Cour d’appel:il n’est pas nécessaire de réexaminer la plainte concernant l’Aga Khan

Il n’est pas nécessaire que le Commissariat au lobbying du Canada réexamine si l’Aga Khan a enfreint les règles en accordant au premier ministre Justin Trudeau des vacances aux Bahamas, a déclaré une cour d’appel.

Dans une décision récemment rendue, la Cour d’appel fédérale a déclaré que la décision initiale du commissaire de ne pas enquêter sur une plainte à ce sujet n’était pas soumise à l’examen d’un juge, ce qui rendrait cette décision définitive.

En septembre 2017, la commissaire de l’époque, Karen Shepherd, avait déclaré qu’il n’y avait aucun fondement à une plainte selon laquelle l’Aga Khan, philanthrope milliardaire et chef religieux, avait enfreint le code des lobbyistes en autorisant Justin Trudeau et sa famille à rester sur son île privée dans les Caraïbes, le Noël précédent.

Le bureau de Karen Shepherd n’a trouvé aucune preuve que l’Aga Khan était «rémunéré pour son travail» en tant que directeur d’une fondation enregistrée pour faire du lobbying auprès du gouvernement fédéral, et a donc conclu que le code ne s’appliquait pas à ses interactions avec Justin Trudeau.

Le groupe de défense des droits Democracy Watch a contesté la décision de la Cour fédérale.

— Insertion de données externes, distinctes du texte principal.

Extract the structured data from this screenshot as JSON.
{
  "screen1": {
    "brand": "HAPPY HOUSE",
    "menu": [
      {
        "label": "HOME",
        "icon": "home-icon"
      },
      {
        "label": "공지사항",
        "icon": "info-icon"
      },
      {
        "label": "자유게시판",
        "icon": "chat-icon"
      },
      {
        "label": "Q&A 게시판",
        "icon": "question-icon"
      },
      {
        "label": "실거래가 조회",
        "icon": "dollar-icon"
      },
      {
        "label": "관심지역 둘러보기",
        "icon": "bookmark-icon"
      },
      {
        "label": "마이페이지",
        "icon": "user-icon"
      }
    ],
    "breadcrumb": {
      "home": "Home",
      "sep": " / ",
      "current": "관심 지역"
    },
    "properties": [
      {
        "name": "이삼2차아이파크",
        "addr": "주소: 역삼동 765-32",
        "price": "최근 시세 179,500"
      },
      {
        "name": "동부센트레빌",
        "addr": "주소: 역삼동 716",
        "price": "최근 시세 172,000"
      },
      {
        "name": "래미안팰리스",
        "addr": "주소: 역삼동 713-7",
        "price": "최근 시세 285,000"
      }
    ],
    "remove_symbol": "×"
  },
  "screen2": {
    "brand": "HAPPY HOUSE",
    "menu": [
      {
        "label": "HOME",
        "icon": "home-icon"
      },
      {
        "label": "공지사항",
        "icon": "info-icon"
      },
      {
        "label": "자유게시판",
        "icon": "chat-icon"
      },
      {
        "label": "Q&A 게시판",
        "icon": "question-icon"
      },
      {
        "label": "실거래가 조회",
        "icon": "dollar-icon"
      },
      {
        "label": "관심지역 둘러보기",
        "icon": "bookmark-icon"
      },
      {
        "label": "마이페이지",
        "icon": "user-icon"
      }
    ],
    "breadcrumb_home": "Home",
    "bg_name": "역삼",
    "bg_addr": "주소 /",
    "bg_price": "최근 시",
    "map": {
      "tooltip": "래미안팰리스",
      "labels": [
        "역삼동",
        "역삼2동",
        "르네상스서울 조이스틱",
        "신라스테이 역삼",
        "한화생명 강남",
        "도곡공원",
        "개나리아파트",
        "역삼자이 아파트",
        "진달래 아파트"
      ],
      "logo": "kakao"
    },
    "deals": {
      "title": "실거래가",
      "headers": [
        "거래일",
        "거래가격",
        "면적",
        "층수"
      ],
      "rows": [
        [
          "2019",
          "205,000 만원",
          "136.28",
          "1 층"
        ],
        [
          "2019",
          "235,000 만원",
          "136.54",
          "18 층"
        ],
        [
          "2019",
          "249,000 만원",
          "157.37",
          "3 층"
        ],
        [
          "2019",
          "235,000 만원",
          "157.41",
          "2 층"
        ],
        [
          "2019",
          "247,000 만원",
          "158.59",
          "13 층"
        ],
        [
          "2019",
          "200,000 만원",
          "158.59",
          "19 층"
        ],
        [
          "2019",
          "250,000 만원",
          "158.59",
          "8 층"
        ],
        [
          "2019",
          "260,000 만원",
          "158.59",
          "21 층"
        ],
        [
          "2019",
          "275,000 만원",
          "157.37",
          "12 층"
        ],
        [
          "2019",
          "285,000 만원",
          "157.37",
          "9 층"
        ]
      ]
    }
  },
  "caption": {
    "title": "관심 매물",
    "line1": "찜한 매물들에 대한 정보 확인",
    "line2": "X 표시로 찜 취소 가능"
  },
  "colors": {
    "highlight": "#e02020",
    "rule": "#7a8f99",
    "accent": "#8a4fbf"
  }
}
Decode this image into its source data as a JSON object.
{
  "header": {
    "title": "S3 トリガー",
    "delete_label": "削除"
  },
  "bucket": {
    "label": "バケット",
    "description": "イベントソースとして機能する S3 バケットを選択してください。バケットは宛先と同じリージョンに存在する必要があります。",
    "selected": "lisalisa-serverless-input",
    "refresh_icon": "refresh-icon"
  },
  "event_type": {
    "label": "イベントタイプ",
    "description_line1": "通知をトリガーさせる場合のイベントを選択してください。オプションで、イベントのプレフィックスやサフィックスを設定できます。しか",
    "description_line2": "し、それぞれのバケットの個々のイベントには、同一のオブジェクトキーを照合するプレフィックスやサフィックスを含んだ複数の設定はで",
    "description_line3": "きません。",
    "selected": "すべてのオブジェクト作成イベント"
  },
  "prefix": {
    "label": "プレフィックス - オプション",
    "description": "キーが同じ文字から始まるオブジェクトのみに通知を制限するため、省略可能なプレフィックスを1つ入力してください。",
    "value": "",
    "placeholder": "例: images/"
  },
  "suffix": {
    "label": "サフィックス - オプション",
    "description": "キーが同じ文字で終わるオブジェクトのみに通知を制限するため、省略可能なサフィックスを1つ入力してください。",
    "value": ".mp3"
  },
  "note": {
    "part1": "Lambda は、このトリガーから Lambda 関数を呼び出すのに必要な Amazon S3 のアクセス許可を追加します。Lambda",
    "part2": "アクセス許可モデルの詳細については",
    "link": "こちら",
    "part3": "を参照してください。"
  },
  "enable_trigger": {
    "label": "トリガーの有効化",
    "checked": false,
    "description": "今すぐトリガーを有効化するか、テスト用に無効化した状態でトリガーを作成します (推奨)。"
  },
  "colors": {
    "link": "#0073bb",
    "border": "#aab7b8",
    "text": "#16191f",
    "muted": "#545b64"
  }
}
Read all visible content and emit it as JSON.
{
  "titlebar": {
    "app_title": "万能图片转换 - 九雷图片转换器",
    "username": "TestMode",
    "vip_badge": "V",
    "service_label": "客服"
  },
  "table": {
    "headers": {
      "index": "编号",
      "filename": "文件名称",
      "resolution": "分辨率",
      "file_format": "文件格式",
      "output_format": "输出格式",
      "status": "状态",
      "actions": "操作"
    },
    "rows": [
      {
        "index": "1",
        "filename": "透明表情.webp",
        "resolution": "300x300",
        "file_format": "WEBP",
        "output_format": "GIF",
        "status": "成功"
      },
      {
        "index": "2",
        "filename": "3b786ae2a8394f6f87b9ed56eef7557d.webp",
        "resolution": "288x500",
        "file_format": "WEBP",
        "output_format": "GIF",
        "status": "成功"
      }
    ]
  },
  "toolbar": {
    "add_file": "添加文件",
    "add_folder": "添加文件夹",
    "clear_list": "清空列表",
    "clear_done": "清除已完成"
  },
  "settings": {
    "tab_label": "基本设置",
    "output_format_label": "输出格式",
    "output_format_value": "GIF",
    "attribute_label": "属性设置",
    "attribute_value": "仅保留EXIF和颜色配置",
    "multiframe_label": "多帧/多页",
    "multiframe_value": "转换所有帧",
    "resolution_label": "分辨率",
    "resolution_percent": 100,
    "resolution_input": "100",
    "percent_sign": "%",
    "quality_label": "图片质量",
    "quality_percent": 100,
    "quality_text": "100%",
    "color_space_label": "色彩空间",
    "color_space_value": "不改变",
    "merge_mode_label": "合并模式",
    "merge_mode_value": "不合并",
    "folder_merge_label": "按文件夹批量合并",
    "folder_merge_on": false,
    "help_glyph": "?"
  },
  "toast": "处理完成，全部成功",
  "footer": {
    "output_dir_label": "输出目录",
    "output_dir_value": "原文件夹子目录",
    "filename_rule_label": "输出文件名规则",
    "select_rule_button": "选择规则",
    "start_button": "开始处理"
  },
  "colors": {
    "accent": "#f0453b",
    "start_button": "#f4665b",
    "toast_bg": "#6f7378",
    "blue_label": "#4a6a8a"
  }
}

Elle a fait valoir que la commissaire Shepherd aurait dû considérer qu’en tant que membre du conseil d’administration de la Fondation Aga Khan Canada, le chef spirituel des musulmans ismaéliens du monde était directement et légalement lié à l’organisation portant son nom et agissait en tant que représentant en offrant un cadeau au premier ministre.

Dans une décision d’avril 2019, le juge de la Cour fédérale, Patrick Gleeson, a déclaré que le commissaire était tenu d’avoir une vue d’ensemble des circonstances dans le traitement de la plainte. Au lieu de cela, elle a effectué une analyse étroite, technique, ciblée et manquant de transparence, de justification et d’intelligibilité.

Patrick Gleeson a ordonné à l’actuelle commissaire Nancy Bélanger de réexaminer la question. Le gouvernement fédéral a alors fait appel de la décision de du juge Gleeson.

Un comité de la Cour d’appel composé de trois membres a conclu à l’unanimité que la Loi sur le lobbying ne confère pas à un membre du public le droit de faire enquête sur une plainte.

Le juge Donald Rennie a écrit que le Parlement n’avait établi aucun processus, procédure, mécanisme ou obligation de régler les plaintes du public au nom du tribunal.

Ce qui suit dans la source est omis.